- Em janeiro, o presidente do PSD, Luís Montenegro, criticou a Iniciativa Liberal por se ter afastado da esfera de partidos disponíveis para convergir com o Governo.
- Passados menos de três meses, Montenegro suavizou o discurso em relação à IL.
- Passa a apresentar o partido como parceiro de um “novo” bloco central.
- O “novo” bloco central passa a incluir o PSD, o CDS e os liberais, segundo a evolução das declarações de Montenegro.
Luís Montenegro tem utilizado tom mais contido ao falar sobre a Iniciativa Liberal (IL). Dias atrás criticava a IL por se ter retirado do conjunto de partidos disponíveis para convergir com o Governo.
Agora, o líder do PSD descreve a IL como parceira de um “novo” bloco central. A ideia é juntar PSD, CDS e liberais para formar uma opção de centro, visando governabilidade.

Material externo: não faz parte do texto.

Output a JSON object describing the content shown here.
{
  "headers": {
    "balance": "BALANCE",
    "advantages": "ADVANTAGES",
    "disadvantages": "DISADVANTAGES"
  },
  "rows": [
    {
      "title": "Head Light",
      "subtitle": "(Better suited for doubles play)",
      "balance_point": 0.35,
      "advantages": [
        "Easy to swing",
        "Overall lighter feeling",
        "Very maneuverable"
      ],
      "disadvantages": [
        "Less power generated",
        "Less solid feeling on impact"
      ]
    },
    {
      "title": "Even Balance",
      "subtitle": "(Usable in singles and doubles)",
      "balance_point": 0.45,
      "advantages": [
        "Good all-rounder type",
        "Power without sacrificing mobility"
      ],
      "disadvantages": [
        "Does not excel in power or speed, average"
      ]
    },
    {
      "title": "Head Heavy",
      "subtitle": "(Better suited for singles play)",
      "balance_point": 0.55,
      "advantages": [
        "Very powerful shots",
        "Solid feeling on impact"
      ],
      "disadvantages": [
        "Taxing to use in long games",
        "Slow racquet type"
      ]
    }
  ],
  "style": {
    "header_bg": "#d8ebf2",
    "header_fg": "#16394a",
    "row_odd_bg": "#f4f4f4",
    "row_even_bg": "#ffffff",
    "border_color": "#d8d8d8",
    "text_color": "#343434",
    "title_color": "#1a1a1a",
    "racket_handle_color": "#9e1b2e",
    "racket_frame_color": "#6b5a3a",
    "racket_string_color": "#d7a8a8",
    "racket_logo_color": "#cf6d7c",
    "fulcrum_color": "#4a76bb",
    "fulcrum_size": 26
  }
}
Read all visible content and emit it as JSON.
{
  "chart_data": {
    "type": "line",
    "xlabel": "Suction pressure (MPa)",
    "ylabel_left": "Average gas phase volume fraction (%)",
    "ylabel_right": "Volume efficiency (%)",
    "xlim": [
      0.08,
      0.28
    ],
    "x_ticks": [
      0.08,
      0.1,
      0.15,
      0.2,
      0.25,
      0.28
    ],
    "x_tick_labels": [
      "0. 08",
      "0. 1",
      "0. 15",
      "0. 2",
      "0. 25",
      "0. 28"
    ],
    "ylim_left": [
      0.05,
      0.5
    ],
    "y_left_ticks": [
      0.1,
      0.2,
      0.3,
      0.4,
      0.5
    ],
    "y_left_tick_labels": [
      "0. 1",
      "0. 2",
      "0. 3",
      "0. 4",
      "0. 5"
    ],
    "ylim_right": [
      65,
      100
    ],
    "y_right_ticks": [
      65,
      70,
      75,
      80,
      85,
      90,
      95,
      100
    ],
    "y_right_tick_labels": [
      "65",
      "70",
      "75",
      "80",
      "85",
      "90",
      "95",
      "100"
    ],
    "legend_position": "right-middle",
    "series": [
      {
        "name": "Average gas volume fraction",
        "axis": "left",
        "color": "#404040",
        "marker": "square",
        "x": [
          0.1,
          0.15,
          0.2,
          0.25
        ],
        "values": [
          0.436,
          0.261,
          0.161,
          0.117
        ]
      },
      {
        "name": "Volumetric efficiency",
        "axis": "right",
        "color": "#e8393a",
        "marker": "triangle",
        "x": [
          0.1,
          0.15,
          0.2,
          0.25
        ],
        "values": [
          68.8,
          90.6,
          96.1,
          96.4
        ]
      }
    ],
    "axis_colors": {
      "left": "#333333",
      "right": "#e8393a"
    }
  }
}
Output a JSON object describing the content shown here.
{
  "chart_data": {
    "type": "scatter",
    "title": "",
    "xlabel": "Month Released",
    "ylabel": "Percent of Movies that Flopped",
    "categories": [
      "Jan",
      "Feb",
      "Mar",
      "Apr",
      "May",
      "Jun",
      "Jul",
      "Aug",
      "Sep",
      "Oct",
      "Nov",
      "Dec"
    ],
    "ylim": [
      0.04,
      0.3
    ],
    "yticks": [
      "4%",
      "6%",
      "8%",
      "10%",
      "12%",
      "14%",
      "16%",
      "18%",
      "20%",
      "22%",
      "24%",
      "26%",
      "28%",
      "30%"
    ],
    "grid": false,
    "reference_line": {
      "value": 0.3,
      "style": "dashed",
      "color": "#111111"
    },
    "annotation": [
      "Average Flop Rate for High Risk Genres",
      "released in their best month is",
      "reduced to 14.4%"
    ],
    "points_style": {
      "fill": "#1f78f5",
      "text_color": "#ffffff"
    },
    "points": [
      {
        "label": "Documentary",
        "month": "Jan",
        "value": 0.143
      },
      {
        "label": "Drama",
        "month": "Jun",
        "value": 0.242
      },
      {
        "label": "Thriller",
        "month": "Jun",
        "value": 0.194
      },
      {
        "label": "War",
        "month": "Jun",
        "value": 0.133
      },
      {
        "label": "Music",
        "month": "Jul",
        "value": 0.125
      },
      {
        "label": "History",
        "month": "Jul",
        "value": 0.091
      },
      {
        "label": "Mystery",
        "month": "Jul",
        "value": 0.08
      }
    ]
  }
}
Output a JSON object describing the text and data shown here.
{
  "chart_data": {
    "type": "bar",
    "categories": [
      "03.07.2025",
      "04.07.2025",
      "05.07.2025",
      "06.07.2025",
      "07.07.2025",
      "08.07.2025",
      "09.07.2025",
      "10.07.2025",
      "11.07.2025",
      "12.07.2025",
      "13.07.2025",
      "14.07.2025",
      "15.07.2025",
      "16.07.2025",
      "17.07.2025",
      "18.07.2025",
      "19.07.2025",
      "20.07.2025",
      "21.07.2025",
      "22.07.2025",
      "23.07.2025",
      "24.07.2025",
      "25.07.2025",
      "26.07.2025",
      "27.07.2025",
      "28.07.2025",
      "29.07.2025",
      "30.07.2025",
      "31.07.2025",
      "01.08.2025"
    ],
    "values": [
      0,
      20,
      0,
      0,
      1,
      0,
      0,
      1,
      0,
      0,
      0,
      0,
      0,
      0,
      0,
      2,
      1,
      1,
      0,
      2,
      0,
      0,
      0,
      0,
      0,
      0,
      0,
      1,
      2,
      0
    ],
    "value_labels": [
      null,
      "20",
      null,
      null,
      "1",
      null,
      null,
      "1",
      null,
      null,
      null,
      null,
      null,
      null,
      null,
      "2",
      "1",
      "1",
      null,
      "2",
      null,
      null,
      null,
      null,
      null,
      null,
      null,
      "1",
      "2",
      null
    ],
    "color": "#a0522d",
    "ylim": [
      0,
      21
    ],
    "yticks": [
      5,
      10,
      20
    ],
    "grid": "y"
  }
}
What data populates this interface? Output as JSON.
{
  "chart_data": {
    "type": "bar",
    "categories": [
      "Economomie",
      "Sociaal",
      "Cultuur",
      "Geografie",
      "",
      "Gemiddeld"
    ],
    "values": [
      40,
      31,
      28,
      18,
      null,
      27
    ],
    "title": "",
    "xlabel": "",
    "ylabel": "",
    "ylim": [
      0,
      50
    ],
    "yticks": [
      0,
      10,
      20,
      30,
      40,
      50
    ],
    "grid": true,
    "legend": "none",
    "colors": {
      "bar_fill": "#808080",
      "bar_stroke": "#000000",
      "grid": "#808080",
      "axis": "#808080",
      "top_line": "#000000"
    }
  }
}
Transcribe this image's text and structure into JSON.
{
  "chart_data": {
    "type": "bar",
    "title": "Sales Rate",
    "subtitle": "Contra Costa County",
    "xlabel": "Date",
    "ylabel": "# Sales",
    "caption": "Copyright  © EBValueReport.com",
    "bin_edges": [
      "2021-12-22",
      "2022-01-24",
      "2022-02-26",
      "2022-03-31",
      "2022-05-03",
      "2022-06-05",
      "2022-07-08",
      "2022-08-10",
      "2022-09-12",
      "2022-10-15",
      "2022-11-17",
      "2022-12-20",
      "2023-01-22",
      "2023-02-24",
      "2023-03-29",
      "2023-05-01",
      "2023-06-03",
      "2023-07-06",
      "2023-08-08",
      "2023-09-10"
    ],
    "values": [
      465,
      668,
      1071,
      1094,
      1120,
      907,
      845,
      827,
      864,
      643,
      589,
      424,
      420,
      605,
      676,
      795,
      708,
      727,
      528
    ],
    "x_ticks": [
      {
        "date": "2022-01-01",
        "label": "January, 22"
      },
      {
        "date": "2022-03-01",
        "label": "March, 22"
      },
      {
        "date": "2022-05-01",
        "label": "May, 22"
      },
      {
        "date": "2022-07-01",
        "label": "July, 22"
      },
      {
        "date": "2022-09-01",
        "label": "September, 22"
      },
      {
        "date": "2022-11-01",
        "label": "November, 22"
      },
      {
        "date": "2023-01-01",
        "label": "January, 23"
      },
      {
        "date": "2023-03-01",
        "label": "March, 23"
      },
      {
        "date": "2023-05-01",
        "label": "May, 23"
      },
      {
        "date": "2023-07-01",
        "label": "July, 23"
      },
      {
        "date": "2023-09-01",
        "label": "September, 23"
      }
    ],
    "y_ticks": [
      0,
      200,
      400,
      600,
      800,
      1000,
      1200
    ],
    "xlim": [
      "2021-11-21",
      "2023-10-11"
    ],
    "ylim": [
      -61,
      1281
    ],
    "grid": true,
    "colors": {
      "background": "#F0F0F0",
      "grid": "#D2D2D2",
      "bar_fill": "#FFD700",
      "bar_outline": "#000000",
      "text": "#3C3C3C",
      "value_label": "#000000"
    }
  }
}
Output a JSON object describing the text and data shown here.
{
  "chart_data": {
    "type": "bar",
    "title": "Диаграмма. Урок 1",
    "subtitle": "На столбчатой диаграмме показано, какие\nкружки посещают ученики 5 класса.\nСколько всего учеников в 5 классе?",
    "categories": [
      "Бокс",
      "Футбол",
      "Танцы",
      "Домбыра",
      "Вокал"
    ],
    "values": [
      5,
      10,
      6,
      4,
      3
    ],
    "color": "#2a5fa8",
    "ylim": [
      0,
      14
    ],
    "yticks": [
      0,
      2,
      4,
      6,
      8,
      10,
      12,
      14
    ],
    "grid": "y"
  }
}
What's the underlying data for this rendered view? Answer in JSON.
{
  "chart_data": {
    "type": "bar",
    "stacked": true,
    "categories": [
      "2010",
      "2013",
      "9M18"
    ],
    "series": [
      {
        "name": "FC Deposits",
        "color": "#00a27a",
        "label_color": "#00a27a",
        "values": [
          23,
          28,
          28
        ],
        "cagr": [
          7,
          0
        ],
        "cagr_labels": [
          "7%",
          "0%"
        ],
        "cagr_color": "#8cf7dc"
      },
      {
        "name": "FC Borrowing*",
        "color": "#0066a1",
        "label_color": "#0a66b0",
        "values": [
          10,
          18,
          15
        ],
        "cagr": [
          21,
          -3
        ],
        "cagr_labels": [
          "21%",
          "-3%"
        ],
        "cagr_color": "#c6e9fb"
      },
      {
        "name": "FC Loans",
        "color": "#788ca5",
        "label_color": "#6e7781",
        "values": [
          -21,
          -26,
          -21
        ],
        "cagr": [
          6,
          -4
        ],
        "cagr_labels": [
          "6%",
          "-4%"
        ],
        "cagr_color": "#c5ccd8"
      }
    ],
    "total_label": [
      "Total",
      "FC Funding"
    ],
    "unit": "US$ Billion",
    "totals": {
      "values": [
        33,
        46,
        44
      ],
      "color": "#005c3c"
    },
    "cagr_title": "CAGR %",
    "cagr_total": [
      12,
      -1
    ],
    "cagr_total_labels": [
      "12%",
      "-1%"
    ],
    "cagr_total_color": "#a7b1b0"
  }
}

A mudança de discurso surge depois de críticas anteriores feitas a Mariana Leitão, associadas a alegada radicalização da IL. A moldura de parceria passa a ocupar o discurso público.
Montenegro apresentou a noção de bloco central como forma de responder a desafios políticos, mantendo o foco na estabilidade e na construção de consensos que promovam reformas.
O que esteve em causa foi a disponibilidade de cooperação entre partidos para decisões interpretadas como urgentes para o Governo. A IL passa a figurar como elemento-chave nesta leitura.
O anúncio ocorreu em contexto de convulsão pública com desgaste de várias coligações, levantando a hipótese de uma convergência mais ampla entre forças de centro.
Fontes próximas indicam que PSD, CDS e liberais discutem prioridades comuns, em especial em áreas económicas, financeiras e de responsabilidade institucional.
No centro da narrativa está a ideia de um novo instrumento político que substitua o alinhamento entre Governo e oposição tradicional, segundo as leituras que emergem na cena política nacional.